Quelle est la culture d’entreprise en Croatie, et comment se compare-t-elle à d’autres pays, était le sujet que Lider a publié dans son édition imprimée. Dans l’article, nous avons publié les réponses de plusieurs managers étrangers qui ont souligné certaines spécificités, telles que le fait que la hiérarchie ne signifie pas grand-chose pour nous et que toutes les décisions managériales doivent être constamment remises en question et analysées.
L’une des personnes avec qui Lider a parlé était Zsuzsanna Ortutay, la première PDG de l’histoire d’INA, qui a été nommée à ce poste il y a un peu plus d’un an.

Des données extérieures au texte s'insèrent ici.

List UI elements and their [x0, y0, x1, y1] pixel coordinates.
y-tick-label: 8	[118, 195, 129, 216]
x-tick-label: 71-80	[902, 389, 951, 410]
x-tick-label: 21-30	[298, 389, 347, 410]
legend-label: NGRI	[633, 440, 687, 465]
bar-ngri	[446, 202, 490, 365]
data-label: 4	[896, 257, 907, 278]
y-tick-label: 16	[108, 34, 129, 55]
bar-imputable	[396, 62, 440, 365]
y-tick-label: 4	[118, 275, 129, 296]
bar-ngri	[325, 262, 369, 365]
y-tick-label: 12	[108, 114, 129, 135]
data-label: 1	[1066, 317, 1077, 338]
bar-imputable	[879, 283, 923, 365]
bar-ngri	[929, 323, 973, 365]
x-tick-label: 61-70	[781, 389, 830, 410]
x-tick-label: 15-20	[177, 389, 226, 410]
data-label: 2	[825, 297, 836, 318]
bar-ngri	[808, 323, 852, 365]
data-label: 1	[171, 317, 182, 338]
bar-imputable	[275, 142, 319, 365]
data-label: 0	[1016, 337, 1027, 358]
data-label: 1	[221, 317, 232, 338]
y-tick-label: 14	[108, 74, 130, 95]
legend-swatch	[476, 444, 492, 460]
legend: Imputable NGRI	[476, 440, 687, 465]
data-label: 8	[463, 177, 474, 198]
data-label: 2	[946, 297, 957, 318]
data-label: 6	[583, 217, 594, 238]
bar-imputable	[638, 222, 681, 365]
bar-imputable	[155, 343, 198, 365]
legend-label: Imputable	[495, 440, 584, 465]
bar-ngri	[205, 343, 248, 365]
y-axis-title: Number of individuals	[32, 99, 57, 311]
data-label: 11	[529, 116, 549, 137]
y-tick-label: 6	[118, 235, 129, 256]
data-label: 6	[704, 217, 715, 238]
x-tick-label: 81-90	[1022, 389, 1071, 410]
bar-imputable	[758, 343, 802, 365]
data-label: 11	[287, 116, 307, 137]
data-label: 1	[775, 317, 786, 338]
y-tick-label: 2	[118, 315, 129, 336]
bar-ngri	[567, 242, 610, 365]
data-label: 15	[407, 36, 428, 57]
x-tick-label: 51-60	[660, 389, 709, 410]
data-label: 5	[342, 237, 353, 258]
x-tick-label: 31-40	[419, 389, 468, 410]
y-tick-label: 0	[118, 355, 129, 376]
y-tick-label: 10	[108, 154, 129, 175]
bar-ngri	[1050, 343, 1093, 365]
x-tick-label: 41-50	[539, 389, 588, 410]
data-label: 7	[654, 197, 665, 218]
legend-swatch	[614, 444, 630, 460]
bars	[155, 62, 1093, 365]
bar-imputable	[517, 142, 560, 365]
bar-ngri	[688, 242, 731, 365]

Quand êtes-vous arrivée en Croatie, depuis combien de temps êtes-vous dans notre pays, et quelle a été votre première impression lorsque vous avez entendu que vous veniez travailler dans notre pays ?
Cela fait plus de deux décennies que je suis venue pour la première fois à Zagreb. Donc, la Croatie ne m’était pas inconnue lorsque j’ai pris la direction d’INA l’année dernière. Je peux dire librement que Zagreb est ma deuxième maison. Il n’est pas difficile de s’habituer à la belle nature et aux gens chaleureux qui font de ce pays un endroit spécial pour vivre et travailler.
Comment décririez-vous l’environnement commercial en Croatie par rapport aux pays où vous avez précédemment travaillé et vécu ?
Ici, beaucoup d’attention est accordée à la construction de relations personnelles et à la confiance dans les interactions commerciales. C’est quelque chose que j’apprécie beaucoup, car je crois que la confiance est la clé du succès. D’autre part, des changements fréquents dans le cadre réglementaire sont courants. J’ai vécu et étudié en Amérique et en France, où les affaires peuvent être plus rapides et plus orientées vers l’innovation, tandis que la Croatie combine très bien les valeurs traditionnelles et les tendances commerciales modernes.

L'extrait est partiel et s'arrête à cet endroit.